As someone who just turned 18, I have never resented these laws; they exist to shield teens and children from the dangers of an adult world.

Since these limits are widely accepted, why is there such a negative reaction to the Emmett fornication law? Probably since it’s about sexual activity.

But what is not widely know is that the teens prosecuted will have no criminal record. Furthermore, no one could find out because of confidentiality unless the teens themselves went public, as happened in this case.

Teens aren’t the only ones affected by unwanted pregnancy or sexually transmitted disease. Often families suffer along with them and all too frequently the rest of society is forced to pay the bills. It’s unfortunate that many young people today are not concerned about the harm their actions can cause.

Sexual activity before marriage has definite risks. Short-sighted participation in dangerous behavior can cause not only suffering from the pain of STD, but even the possibility of death from AIDS.

And having a baby is a big commitment. When you are trying to begin your own life, it can be quite a financial drain to provide for an infant. Then there is the time factor during critical years of education and the danger of losing out on important opportunities.

And let’s not forget the damage children born out of wedlock can experience. They deserve to live in a stable family environment which doesn’t exist when we teens are the parents. They need adult role models. Instead, huge numbers of these babies end up in the same cycle of dependency, crime and missed opportunity when they get older.

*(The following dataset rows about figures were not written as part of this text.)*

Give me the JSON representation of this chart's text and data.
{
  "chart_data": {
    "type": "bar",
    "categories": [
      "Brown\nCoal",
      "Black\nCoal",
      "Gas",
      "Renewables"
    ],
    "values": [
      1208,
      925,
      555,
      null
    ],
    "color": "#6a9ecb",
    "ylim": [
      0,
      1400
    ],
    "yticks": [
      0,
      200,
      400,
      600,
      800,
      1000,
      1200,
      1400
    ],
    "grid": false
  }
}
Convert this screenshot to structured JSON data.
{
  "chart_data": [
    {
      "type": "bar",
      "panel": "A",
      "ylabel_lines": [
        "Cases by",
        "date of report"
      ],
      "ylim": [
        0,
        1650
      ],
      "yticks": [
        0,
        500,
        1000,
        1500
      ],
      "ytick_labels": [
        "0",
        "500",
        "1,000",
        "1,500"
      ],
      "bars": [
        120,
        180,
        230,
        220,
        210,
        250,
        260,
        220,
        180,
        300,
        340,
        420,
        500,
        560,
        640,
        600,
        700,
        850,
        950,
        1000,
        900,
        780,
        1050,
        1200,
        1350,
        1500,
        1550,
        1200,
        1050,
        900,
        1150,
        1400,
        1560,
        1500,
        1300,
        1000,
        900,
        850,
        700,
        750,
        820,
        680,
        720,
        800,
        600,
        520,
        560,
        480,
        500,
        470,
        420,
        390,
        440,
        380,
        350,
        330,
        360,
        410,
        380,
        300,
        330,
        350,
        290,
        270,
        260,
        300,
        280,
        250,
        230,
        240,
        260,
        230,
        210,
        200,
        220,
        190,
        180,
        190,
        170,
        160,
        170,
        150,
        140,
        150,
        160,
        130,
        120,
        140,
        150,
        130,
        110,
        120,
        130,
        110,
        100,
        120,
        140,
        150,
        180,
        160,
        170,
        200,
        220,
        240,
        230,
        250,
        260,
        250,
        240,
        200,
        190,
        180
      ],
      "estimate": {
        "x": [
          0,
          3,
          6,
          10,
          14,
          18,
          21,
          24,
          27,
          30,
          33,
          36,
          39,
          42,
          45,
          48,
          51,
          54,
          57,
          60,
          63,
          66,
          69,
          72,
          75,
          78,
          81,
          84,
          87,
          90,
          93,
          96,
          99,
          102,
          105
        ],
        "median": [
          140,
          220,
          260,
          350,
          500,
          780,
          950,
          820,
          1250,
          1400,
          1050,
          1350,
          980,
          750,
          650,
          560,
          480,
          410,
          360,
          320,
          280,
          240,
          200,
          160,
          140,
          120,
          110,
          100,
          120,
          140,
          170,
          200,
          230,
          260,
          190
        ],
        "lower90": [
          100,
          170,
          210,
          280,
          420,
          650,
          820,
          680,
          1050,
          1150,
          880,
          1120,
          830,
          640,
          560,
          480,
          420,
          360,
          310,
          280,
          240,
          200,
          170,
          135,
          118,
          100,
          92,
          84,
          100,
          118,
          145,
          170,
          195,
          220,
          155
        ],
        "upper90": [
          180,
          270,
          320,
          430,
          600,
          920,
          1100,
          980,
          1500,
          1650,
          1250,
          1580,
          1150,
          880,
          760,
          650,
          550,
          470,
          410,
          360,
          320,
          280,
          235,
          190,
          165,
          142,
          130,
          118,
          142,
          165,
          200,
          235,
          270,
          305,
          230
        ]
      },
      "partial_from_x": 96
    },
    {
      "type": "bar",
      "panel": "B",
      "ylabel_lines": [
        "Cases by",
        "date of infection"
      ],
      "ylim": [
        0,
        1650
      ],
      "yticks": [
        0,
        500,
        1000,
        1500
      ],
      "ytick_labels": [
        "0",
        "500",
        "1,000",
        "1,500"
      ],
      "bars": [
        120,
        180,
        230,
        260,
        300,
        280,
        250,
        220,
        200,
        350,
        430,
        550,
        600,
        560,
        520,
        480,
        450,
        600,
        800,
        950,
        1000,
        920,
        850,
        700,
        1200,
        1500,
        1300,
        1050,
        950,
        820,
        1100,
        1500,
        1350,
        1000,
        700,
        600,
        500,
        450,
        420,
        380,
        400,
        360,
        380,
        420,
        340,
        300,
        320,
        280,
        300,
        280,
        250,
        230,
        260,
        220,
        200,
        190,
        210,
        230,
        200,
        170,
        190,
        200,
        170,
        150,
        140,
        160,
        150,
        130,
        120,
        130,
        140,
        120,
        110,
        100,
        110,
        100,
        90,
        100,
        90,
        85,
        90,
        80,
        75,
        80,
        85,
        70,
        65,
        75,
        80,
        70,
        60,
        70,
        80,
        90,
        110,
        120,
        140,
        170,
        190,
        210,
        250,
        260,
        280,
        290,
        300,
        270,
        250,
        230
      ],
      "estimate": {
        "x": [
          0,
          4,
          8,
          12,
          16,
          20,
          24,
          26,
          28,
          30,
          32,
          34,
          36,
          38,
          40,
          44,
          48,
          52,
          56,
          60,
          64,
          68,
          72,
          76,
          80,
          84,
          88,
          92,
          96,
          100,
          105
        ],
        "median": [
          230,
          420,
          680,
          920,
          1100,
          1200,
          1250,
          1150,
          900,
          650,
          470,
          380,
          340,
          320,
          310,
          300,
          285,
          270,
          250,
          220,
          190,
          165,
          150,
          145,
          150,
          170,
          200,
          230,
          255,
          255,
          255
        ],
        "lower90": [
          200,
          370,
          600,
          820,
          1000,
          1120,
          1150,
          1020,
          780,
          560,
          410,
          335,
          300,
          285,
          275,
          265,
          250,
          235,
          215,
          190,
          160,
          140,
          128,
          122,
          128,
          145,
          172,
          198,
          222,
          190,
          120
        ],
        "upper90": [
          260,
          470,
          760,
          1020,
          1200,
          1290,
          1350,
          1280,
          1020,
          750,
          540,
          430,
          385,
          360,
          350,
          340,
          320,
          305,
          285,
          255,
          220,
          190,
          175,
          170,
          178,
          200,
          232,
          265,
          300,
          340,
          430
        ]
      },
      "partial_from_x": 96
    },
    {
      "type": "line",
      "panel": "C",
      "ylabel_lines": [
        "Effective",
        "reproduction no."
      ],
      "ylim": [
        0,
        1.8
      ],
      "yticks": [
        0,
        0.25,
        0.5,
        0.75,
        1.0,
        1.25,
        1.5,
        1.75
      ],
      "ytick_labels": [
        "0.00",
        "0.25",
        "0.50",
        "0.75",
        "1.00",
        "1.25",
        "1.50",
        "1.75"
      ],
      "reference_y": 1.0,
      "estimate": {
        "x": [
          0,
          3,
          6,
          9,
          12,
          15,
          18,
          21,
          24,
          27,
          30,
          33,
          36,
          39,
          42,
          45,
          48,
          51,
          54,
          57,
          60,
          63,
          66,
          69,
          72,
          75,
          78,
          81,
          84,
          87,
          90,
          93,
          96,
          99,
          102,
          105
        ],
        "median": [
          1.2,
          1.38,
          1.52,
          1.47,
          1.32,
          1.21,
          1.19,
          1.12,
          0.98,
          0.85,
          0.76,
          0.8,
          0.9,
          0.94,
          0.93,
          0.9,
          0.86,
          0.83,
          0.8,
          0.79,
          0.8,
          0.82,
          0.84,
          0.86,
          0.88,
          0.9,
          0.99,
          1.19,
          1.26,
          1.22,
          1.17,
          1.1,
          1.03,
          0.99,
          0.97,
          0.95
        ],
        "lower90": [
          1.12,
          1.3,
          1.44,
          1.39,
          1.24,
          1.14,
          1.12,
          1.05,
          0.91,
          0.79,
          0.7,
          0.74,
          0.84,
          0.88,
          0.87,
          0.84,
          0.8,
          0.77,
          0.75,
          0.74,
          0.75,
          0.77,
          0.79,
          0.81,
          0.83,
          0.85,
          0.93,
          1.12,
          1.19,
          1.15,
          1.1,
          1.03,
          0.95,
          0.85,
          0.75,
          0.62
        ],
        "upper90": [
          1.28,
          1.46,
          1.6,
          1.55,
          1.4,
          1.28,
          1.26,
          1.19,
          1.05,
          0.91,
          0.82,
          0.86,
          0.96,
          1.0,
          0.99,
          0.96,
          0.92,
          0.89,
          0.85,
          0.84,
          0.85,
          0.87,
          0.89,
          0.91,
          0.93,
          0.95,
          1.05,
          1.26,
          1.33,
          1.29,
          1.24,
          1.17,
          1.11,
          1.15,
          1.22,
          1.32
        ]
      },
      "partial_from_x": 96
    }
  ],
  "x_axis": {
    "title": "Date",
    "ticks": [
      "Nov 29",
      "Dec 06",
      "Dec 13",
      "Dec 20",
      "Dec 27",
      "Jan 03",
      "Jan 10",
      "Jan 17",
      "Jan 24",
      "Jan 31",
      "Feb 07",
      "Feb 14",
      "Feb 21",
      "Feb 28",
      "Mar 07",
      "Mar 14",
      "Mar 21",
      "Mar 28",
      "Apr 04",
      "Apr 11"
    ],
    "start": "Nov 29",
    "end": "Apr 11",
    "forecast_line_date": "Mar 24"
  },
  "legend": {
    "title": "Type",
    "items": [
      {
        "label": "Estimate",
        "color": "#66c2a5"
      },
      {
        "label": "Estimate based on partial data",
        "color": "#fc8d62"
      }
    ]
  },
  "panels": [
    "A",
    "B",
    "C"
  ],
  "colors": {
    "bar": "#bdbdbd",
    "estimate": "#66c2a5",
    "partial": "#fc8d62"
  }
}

Ultimately, these cultural trends will only be reversed when people decide to use self control instead of surrendering to the sexual pressures saturating our country. In fact, abstinence is becoming more popular as young people realize sex is not purely pleasure as it has been portrayed in pop culture.

To be honest, I was at first very skeptical of a government-imposed solution to the problem of teen pregnancy. But when some people refuse to act responsibly, this society must insist that such behavior will not escape penalty. That’s why Doug Varie’s decision to take action is not something to be ridiculed. Indeed, it makes perfect sense.